Die Erbfolge richtet sich zwar nach der Nationalität des Erblassers aber die rechtliche und steuerliche Abwicklung des Erbfalls nach den spanischen gesetzlichen Erfordernissen. Dies wird auch in Zukunft so sein, dass die in Spanien vorhandene Erbmasse zunächst in Spanien zu versteuern ist. Ob im Heimatland weitere Erbschaftssteuern anfallen, hängt von den Steuergesetzen des Heimatlandes ab. Die neue europäische Erbrechtsverordnung hat nichts mit der zu zahlenden Erbschaftssteuer in Spanien zu tun, welche bereits 6 Monate nach dem Tod des Erblassers an das spanische Finanzamt zu entrichten ist, sondern nur mit der rechtlichen Erbfolge.

Solange die europäischen Urteile ob der Diskriminierung der in Spanien hohen Erbschaftssteuer nicht rechtswirksam sind, wird es auch beim Thema der eventuell von Ausländern in Spanien zu viel gezahlten Erbschaftssteuer keine Veränderungen geben.

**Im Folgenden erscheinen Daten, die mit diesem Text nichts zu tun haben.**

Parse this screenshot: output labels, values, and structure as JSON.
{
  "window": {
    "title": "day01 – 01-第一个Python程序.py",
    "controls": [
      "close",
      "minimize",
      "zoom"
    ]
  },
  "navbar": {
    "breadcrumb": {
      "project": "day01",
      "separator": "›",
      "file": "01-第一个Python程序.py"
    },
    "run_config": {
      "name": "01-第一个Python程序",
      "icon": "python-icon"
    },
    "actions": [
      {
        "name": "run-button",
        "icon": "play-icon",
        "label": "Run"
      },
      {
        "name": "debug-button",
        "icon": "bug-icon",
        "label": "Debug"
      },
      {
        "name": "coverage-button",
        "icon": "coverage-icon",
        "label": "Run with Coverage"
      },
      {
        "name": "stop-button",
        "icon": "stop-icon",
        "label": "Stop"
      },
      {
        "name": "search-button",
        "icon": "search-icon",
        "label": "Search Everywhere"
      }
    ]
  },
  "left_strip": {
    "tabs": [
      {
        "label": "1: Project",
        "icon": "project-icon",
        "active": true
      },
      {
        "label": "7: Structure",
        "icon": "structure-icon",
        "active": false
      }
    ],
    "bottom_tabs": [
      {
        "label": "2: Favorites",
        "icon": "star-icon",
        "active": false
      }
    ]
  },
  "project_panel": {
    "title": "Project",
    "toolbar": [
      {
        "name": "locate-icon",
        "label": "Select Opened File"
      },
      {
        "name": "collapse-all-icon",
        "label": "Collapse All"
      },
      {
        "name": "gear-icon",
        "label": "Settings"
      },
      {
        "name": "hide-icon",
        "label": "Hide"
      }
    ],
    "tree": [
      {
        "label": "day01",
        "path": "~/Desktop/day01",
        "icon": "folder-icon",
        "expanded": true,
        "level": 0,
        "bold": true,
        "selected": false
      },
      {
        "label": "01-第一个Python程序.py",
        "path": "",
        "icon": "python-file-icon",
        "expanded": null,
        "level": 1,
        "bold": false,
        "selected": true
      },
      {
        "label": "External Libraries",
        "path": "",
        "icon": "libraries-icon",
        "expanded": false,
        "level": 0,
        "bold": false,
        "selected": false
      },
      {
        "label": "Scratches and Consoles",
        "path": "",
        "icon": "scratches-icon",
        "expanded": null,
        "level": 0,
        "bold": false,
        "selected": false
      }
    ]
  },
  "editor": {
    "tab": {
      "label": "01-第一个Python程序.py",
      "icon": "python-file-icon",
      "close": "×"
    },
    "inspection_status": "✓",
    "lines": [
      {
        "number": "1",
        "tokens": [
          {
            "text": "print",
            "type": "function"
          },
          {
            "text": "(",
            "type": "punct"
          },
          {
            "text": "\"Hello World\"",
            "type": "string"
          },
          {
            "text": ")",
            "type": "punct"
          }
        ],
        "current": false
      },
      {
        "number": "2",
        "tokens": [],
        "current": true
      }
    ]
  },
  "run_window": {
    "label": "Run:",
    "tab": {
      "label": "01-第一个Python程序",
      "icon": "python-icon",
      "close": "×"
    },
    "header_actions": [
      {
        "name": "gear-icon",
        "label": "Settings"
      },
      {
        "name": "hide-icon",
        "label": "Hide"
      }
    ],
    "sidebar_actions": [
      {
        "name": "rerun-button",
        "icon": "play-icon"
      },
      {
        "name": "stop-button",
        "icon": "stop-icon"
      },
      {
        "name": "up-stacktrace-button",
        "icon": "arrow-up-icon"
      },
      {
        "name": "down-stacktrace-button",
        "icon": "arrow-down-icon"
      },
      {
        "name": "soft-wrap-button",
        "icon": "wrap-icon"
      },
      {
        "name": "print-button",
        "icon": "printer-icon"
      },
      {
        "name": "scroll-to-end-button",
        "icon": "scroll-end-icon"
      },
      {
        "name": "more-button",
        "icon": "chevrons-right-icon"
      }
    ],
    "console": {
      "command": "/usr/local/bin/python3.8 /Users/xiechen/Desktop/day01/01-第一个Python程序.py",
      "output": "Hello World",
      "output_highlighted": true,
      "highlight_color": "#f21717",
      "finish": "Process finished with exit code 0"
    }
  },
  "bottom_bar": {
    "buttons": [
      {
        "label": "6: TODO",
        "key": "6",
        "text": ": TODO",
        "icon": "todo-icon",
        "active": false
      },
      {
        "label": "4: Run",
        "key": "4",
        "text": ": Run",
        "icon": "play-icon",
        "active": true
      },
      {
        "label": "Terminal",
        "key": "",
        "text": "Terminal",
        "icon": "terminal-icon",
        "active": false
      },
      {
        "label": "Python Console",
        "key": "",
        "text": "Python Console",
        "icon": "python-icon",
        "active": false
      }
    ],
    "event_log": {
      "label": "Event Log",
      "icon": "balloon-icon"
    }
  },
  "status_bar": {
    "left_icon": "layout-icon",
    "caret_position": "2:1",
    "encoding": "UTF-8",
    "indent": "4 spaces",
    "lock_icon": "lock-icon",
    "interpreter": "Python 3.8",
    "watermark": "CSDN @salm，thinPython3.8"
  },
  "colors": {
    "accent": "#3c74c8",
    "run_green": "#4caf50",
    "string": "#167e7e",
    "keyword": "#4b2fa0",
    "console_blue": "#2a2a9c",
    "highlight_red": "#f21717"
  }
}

Um vor einem spanischen Notar eine Erbschaft anzunehmen, müssen folgende Urkunden vorgelegt werden:
a) die internationale Sterbeurkunde mit einer Apostille versehen,
b) das spanische Testament des Erblassers
c) der Erbschein mit beglaubigter Übersetzung und mit Apostille versehen,
d) Bescheinigung des zentralen spanischen Testamentsregisters in Madrid,
e) Bescheinigung der Bank über bestehende Guthaben,
f) bei Immobilienbesitz die notarielle Erwerbsurkunde des Erblassers,
g) der letzte Grundsteuerbeleg bezüglich der Immobilie des Erblasser mit den Katasterwerten (recibo de contribucion)

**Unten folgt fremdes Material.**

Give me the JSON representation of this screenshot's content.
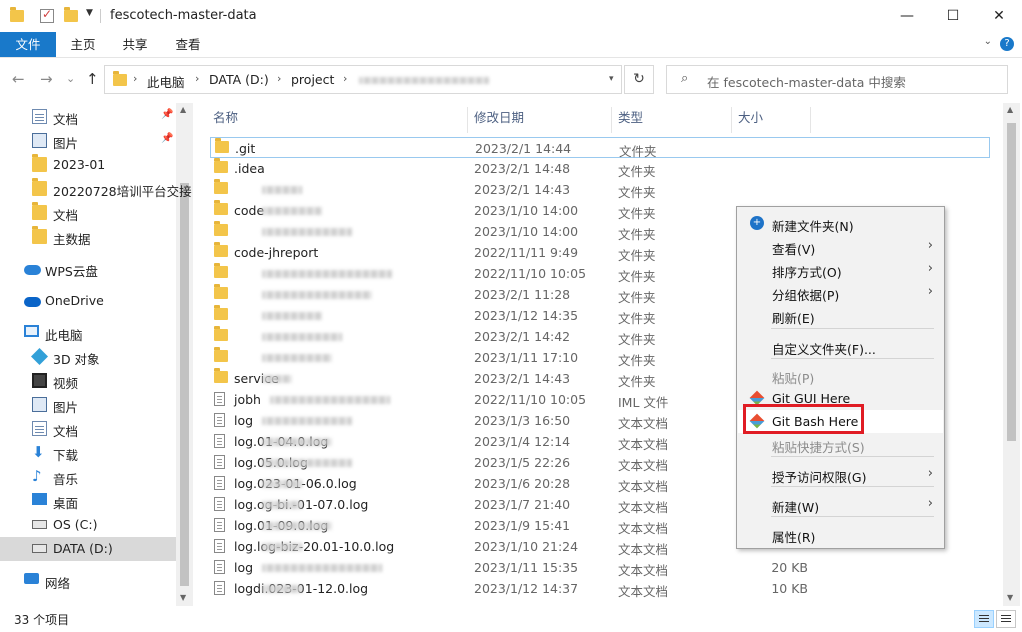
{
  "window": {
    "title": "fescotech-master-data",
    "minimize": "—",
    "maximize": "☐",
    "close": "✕"
  },
  "ribbon": {
    "tabs": [
      "文件",
      "主页",
      "共享",
      "查看"
    ],
    "expand": "⌄",
    "help": "?"
  },
  "nav": {
    "back": "←",
    "forward": "→",
    "recent": "⌄",
    "up": "↑",
    "breadcrumb": [
      "此电脑",
      "DATA (D:)",
      "project"
    ],
    "separator": "›",
    "refresh": "↻",
    "search_placeholder": "在 fescotech-master-data 中搜索",
    "search_icon": "⌕"
  },
  "sidebar": {
    "items": [
      {
        "label": "文档",
        "icon": "document-icon",
        "pinned": true
      },
      {
        "label": "图片",
        "icon": "picture-icon",
        "pinned": true
      },
      {
        "label": "2023-01",
        "icon": "folder-icon"
      },
      {
        "label": "20220728培训平台交接",
        "icon": "folder-icon"
      },
      {
        "label": "文档",
        "icon": "folder-icon"
      },
      {
        "label": "主数据",
        "icon": "folder-icon"
      },
      {
        "label": "WPS云盘",
        "icon": "cloud-icon"
      },
      {
        "label": "OneDrive",
        "icon": "onedrive-icon"
      },
      {
        "label": "此电脑",
        "icon": "computer-icon"
      },
      {
        "label": "3D 对象",
        "icon": "3d-objects-icon"
      },
      {
        "label": "视频",
        "icon": "video-icon"
      },
      {
        "label": "图片",
        "icon": "picture-icon"
      },
      {
        "label": "文档",
        "icon": "document-icon"
      },
      {
        "label": "下载",
        "icon": "download-icon"
      },
      {
        "label": "音乐",
        "icon": "music-icon"
      },
      {
        "label": "桌面",
        "icon": "desktop-icon"
      },
      {
        "label": "OS (C:)",
        "icon": "drive-icon"
      },
      {
        "label": "DATA (D:)",
        "icon": "drive-icon",
        "selected": true
      },
      {
        "label": "网络",
        "icon": "network-icon"
      }
    ],
    "pin_glyph": "📌"
  },
  "columns": {
    "name": "名称",
    "date": "修改日期",
    "type": "类型",
    "size": "大小"
  },
  "files": [
    {
      "name": ".git",
      "date": "2023/2/1 14:44",
      "type": "文件夹",
      "size": "",
      "kind": "folder"
    },
    {
      "name": ".idea",
      "date": "2023/2/1 14:48",
      "type": "文件夹",
      "size": "",
      "kind": "folder"
    },
    {
      "name": "",
      "date": "2023/2/1 14:43",
      "type": "文件夹",
      "size": "",
      "kind": "folder"
    },
    {
      "name": "code",
      "date": "2023/1/10 14:00",
      "type": "文件夹",
      "size": "",
      "kind": "folder"
    },
    {
      "name": "",
      "date": "2023/1/10 14:00",
      "type": "文件夹",
      "size": "",
      "kind": "folder"
    },
    {
      "name": "code-jhreport",
      "date": "2022/11/11 9:49",
      "type": "文件夹",
      "size": "",
      "kind": "folder"
    },
    {
      "name": "",
      "date": "2022/11/10 10:05",
      "type": "文件夹",
      "size": "",
      "kind": "folder"
    },
    {
      "name": "",
      "date": "2023/2/1 11:28",
      "type": "文件夹",
      "size": "",
      "kind": "folder"
    },
    {
      "name": "",
      "date": "2023/1/12 14:35",
      "type": "文件夹",
      "size": "",
      "kind": "folder"
    },
    {
      "name": "",
      "date": "2023/2/1 14:42",
      "type": "文件夹",
      "size": "",
      "kind": "folder"
    },
    {
      "name": "",
      "date": "2023/1/11 17:10",
      "type": "文件夹",
      "size": "",
      "kind": "folder"
    },
    {
      "name": "service",
      "date": "2023/2/1 14:43",
      "type": "文件夹",
      "size": "",
      "kind": "folder"
    },
    {
      "name": "jobh",
      "date": "2022/11/10 10:05",
      "type": "IML 文件",
      "size": "",
      "kind": "file"
    },
    {
      "name": "log",
      "date": "2023/1/3 16:50",
      "type": "文本文档",
      "size": "",
      "kind": "file"
    },
    {
      "name": "log.01-04.0.log",
      "date": "2023/1/4 12:14",
      "type": "文本文档",
      "size": "",
      "kind": "file"
    },
    {
      "name": "log.05.0.log",
      "date": "2023/1/5 22:26",
      "type": "文本文档",
      "size": "",
      "kind": "file"
    },
    {
      "name": "log.023-01-06.0.log",
      "date": "2023/1/6 20:28",
      "type": "文本文档",
      "size": "",
      "kind": "file"
    },
    {
      "name": "log.og-bi.-01-07.0.log",
      "date": "2023/1/7 21:40",
      "type": "文本文档",
      "size": "",
      "kind": "file"
    },
    {
      "name": "log.01-09.0.log",
      "date": "2023/1/9 15:41",
      "type": "文本文档",
      "size": "",
      "kind": "file"
    },
    {
      "name": "log.log-biz-20.01-10.0.log",
      "date": "2023/1/10 21:24",
      "type": "文本文档",
      "size": "",
      "kind": "file"
    },
    {
      "name": "log",
      "date": "2023/1/11 15:35",
      "type": "文本文档",
      "size": "20 KB",
      "kind": "file"
    },
    {
      "name": "logdi.023-01-12.0.log",
      "date": "2023/1/12 14:37",
      "type": "文本文档",
      "size": "10 KB",
      "kind": "file"
    }
  ],
  "context_menu": {
    "items": [
      {
        "label": "新建文件夹(N)",
        "icon": "new-folder-icon",
        "disabled": false,
        "submenu": false
      },
      {
        "label": "查看(V)",
        "disabled": false,
        "submenu": true
      },
      {
        "label": "排序方式(O)",
        "disabled": false,
        "submenu": true
      },
      {
        "label": "分组依据(P)",
        "disabled": false,
        "submenu": true
      },
      {
        "label": "刷新(E)",
        "disabled": false,
        "submenu": false
      },
      {
        "label": "自定义文件夹(F)...",
        "disabled": false,
        "submenu": false
      },
      {
        "label": "粘贴(P)",
        "disabled": true,
        "submenu": false
      },
      {
        "label": "Git GUI Here",
        "icon": "git-icon",
        "disabled": false,
        "submenu": false
      },
      {
        "label": "Git Bash Here",
        "icon": "git-icon",
        "disabled": false,
        "submenu": false,
        "highlighted": true
      },
      {
        "label": "粘贴快捷方式(S)",
        "disabled": true,
        "submenu": false
      },
      {
        "label": "授予访问权限(G)",
        "disabled": false,
        "submenu": true
      },
      {
        "label": "新建(W)",
        "disabled": false,
        "submenu": true
      },
      {
        "label": "属性(R)",
        "disabled": false,
        "submenu": false
      }
    ],
    "arrow": "›",
    "highlight_color": "#e01c24"
  },
  "status": {
    "count": "33 个项目"
  }
}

Der Geschäftswert der notariellen Annahmeerklärung wird nicht vom Notar festgesetzt, sondern von den Erben. Ihnen ist zu empfehlen, in Bezug auf den Wert der Erbschaft fachlichen Rat einzuholen. Das spanische Finanzamt hat die rechtliche Möglichkeit, innerhalb von vier Jahren nach der Erbschaftsannahme, den Wert des Erbes zu revidieren und eine Nachversteuerung vorzunehmen.

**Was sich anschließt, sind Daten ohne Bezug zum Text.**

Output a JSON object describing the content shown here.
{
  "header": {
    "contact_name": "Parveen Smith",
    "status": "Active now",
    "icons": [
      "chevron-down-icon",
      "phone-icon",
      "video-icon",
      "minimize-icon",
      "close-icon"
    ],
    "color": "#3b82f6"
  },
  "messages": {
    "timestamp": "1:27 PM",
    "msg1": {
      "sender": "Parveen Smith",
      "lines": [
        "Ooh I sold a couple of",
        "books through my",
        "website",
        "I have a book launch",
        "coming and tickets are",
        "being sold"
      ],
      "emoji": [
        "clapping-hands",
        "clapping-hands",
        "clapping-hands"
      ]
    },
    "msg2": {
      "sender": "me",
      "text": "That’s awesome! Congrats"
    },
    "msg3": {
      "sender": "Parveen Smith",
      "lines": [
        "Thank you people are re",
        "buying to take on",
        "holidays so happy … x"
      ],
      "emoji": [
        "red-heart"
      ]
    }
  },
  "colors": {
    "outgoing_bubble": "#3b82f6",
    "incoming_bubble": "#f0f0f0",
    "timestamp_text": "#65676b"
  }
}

Bei Immobilienbesitz ist nach Art.9 des spanischen Erbschafts- und Schenkungsgesetzes als Bemessungsgrundlage für den Wert der Immobilie der tatsächliche aktuelle "Marktwert" abzüglich der Belastungen und Schulden zugrunde zu legen. Bei spanischen Erbschaften können die Bestattungskosten von der abzuführenden Erbschaftssteuer abgezogen werden.

Fazit: Bei allen Nachlassplanungen insbesondere, wenn der künftige Erblasser seinen gewöhnlichen Aufenthalt im Ausland hat, sollte zwingend geprüft werden, welches Erbrecht im Todesfalle angewendet wird. Sofern dem künftigen Erblasser an der Anwendbarkeit seines Heimatrechts gelegen ist, sollte er im Rahmen seiner letztwilligen Verfügung unbedingt eine entsprechende Rechtswahlvereinbarung treffen. Auch die Überprüfung bereits errichteter Testamente ist empfehlenswert.